Why Marketers Should Experiment More, and Worry Less


Worry-Less-CanopyThere is no room for failure – it’s an idea that gets thrown around a lot in marketing meetings. And it makes sense to think that way, right? Since so much planning goes into even the smallest detail of a campaign, it’s only natural to want to maximize your success. But, in their attempt to make everything go perfect, marketers and brands alike have become afraid of taking risks.
As a result, most marketing campaigns seem like they’ve been copied and pasted from the same guidebook. There’s little deviation from the common approach marketers use to promote a brand. Sure, there’s nothing wrong with focusing on crafting great content, using social media strategically, and getting people to talk about you. But where’s the creativity?
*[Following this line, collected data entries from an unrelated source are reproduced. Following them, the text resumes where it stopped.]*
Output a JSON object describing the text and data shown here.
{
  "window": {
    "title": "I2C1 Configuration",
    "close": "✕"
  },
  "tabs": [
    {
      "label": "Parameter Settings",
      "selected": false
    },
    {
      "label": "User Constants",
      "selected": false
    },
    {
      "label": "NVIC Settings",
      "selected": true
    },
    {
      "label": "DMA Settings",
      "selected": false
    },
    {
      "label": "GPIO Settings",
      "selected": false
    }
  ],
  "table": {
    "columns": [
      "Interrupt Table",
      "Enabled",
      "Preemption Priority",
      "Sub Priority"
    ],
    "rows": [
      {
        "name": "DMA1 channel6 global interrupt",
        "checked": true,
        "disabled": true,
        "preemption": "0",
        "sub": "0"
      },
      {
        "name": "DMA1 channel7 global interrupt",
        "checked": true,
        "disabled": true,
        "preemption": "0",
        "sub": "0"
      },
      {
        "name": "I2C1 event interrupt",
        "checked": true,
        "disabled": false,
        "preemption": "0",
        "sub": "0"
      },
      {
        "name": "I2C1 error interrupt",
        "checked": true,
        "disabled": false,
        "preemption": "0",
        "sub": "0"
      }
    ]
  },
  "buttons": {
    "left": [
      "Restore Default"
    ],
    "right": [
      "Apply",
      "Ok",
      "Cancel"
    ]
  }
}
Finding Comfort in Failing
It’s not just advisable for marketers and brands to take risks; it’s almost imperative they do so. When everyone is singing the same tune, it can be rather difficult for consumers to identify an individual voice. That’s not an ideal scenario.

Industries like digital marketing, advertising, or product innovation are growing fast, and the rules keep changing. Your job isn’t just to follow the guidelines, but also anticipate what will happen next and stay ahead of the game.
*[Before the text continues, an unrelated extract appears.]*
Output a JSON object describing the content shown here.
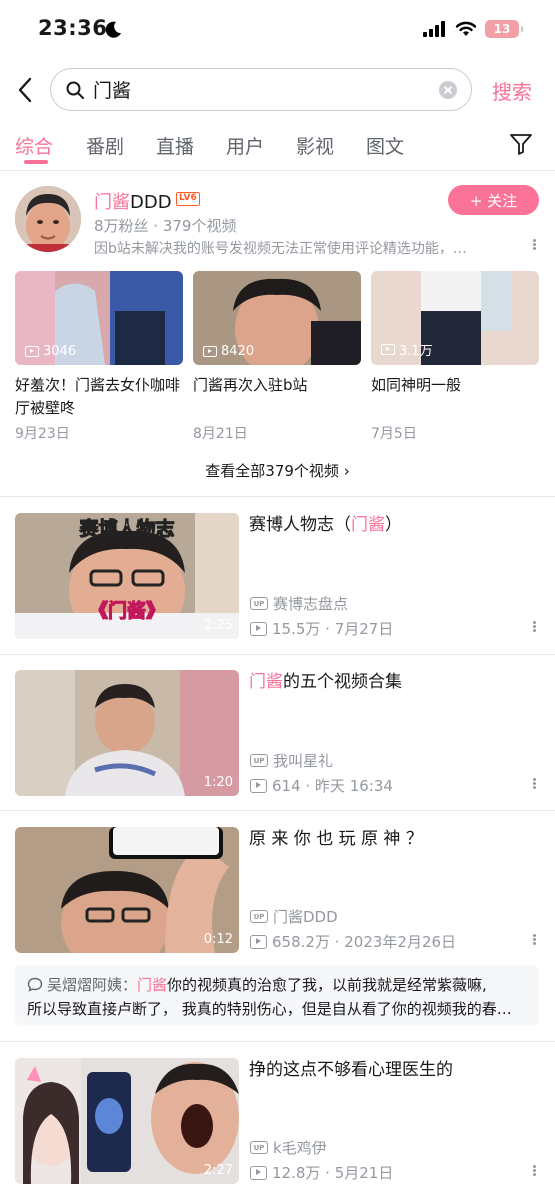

Being groundbreaking is almost impossible when the fear of taking risks doesn’t allow you to move forward. Here’s the thing: failing isn’t a show stopper, but an opportunity to learn. It’s impossible to assess whether something will work or not unless it’s put to the test.
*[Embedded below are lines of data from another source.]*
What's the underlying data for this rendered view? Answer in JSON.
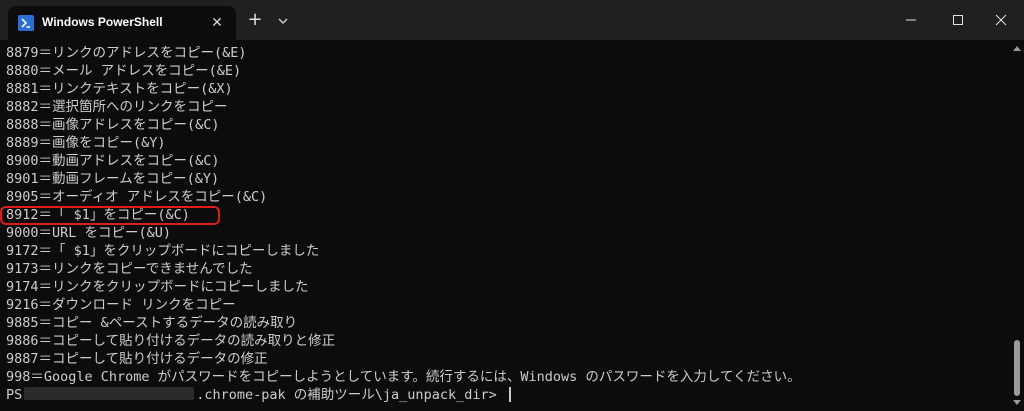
{
  "window": {
    "tab_title": "Windows PowerShell",
    "tab_icon": "powershell-icon",
    "new_tab_label": "+",
    "close_tab_label": "✕"
  },
  "terminal": {
    "lines": [
      "8879＝リンクのアドレスをコピー(&E)",
      "8880＝メール アドレスをコピー(&E)",
      "8881＝リンクテキストをコピー(&X)",
      "8882＝選択箇所へのリンクをコピー",
      "8888＝画像アドレスをコピー(&C)",
      "8889＝画像をコピー(&Y)",
      "8900＝動画アドレスをコピー(&C)",
      "8901＝動画フレームをコピー(&Y)",
      "8905＝オーディオ アドレスをコピー(&C)",
      "8912＝「 $1」をコピー(&C)",
      "9000＝URL をコピー(&U)",
      "9172＝「 $1」をクリップボードにコピーしました",
      "9173＝リンクをコピーできませんでした",
      "9174＝リンクをクリップボードにコピーしました",
      "9216＝ダウンロード リンクをコピー",
      "9885＝コピー &ペーストするデータの読み取り",
      "9886＝コピーして貼り付けるデータの読み取りと修正",
      "9887＝コピーして貼り付けるデータの修正",
      "998＝Google Chrome がパスワードをコピーしようとしています。続行するには、Windows のパスワードを入力してください。"
    ],
    "prompt_prefix": "PS",
    "prompt_suffix": ".chrome-pak の補助ツール\\ja_unpack_dir> ",
    "highlighted_line_index": 9
  },
  "colors": {
    "background": "#0c0c0c",
    "titlebar": "#202020",
    "text": "#cccccc",
    "highlight": "#e01b1b"
  }
}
Marketers and advertising agencies have a lot of resources at their disposal to test the water before going public with new and ingenious campaigns, but often they don’t. And, that’s a shame considering that it can help you figure out what consumers want, especially now when they have learned how to tune out aggressive marketing messages and are looking for genuine communication with brands.

Failing Is Not the End
When the Gap changed its logo back in 2010, it wasn’t just that people didn’t like it – it sprung outrage. The logo itself wasn’t the catalyst for public discontent (though people had a blast criticizing it on social media), but how they handled it. The company asked people to send in their logo suggestions, which in turn sparked a lot of criticism, with some even saying the entire thing was just a marketing scheme to get a rebrand for free.

As you might already know, the Gap is still going strong. The failure didn’t push the brand into oblivion, but it made it more aware of one simple fact: if your audience feels you’re dishonest, they will reprimand you for it. The same things happened with the Tropicana repackaging or Pepsi rebranding. All three brands were suddenly confronted with the clear possibility of failure, and yet all three managed to overcome these stepping stones and continue to thrive.

If there’s any take away from this text, it’s this: failure isn’t as deadly as you’d think, as long as you learn your lessons from it.